Theory: let’s develop an evolutionary perspective of mentorship
After the previous session, our fellows decided to run two more sessions to propose a theoretical framework for understanding mentorship and then its application in our lives. What is mentorship? How does it work? Can we codify and institutionalize it in ways that can benefit our academic lives?
We, as humans, are ultimately social creatures that rely on our relationships for survival and well-being. Social learning is at the foundation of the success of our species. Therefore, Guido and Nicole suggested that we start with Tinbergen’s Four Questions on animal behavior: mechanism, ontogeny (development), phylogeny (evolution) and adaptive significance (function).
Applied to mentorship, the four questions would be:
- Mechanism: How does mentorship work (function)?
- Ontogeny: How does mentorship activity and expectations develop throughout our careers?

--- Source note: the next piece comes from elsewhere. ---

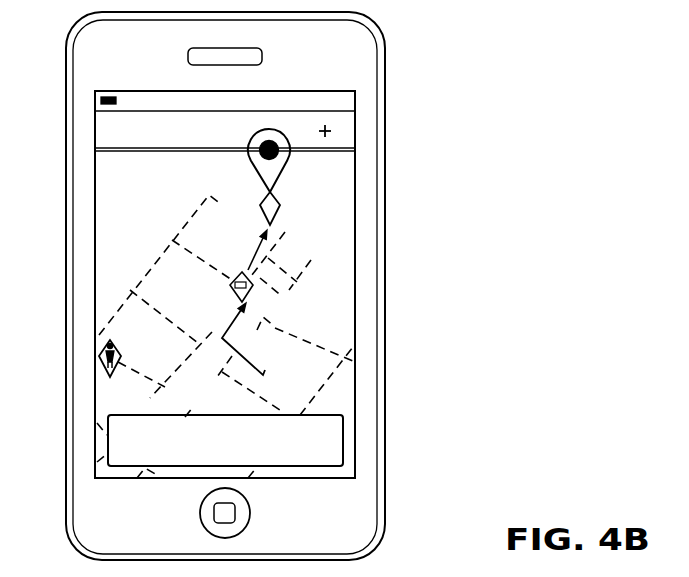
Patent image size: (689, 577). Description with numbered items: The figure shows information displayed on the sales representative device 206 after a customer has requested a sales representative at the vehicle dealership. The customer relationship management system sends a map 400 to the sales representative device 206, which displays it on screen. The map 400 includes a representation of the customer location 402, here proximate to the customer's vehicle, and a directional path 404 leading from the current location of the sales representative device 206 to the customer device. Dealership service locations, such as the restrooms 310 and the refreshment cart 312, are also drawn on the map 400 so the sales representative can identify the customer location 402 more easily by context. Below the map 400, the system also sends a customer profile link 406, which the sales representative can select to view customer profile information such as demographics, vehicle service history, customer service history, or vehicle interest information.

- Phylogeny: Where did mentorship come from and how does it evolve?
- Adaptation: What are the benefits of mentorship?
It is clear to us that this framework applies to mentorship as a human behavior and relationship. Mentorship is a kind of relationship that is built, grows, develops, and has hierarchical value (mentor or instructor to student or apprentice). It has a clear function—an adaptive value. It also works in a particular way, for instance, through one-on-one instruction or as a cultural phenomenon in groups. From a phylogentic perspective, mentorship can form lineages and the act and practice of mentorship can also be inheritable. Depending on the culture of the lab or academic group you mature in, you might form mentoring behaviors and beliefs that are carried out elsewhere. In any case, we already understand and make salient mentorship relationships in terms of “academic pedigrees.”
When we take a step back to think about the conditions that create, enable, or disrupt mentorship, we can also think in terms of Tinbergen’s Four Questions:
- Mechanism: How does the system of mentorship influence the mechanisms that enable mentorship programming?
- Ontogeny: How does experience influence the development of mentorship?
- Phylogeny: How does history or procedure predetermine acceptance, expectations, and implementation of mentorship?
- Adaptation: When experiences influence mentoring behavior, how does this new variation modify success?
Each fellow offered their own answers to these questions. We invite you to do the same.
Practice: let’s build our own mentorship network
The KLI is a unique place with its own conditions for unique types of mentorship: the constitution of the institute is transient and dynamic, which can offer opportunities for fellows to get away from entrenched institutional cultures and politics and the freedom to form new relationships with those outside of their regular, disciplinary networks.
In this last exercise, we reflected on the types of mentorships that can happen at the KLI. We sought out models of mentorship in other institutes, countries, or beyond academic in the industry. Many universities in the US have also institutionalized mentorship programs into the benefit packages of tenure-track academics to help them succeed. Fellows with industry experience remarked that mentorship programs are often built into their workplace as it is an investment in the company’s workforce.
Mentorship is not a given
Mentorship is not a given, either to the mentor or to the mentee. Not everyone knows how to do it properly, to know what mentees might need to succeed. Yet mentorship is often the solution and key to forging a way out in academia. Our three-part activity was a way for fellows—mostly early career scholars in their postdoc and late-stage PhD phase— to have the opportunity to reflect on the kind of help they need and the kind of help they can eventually offer.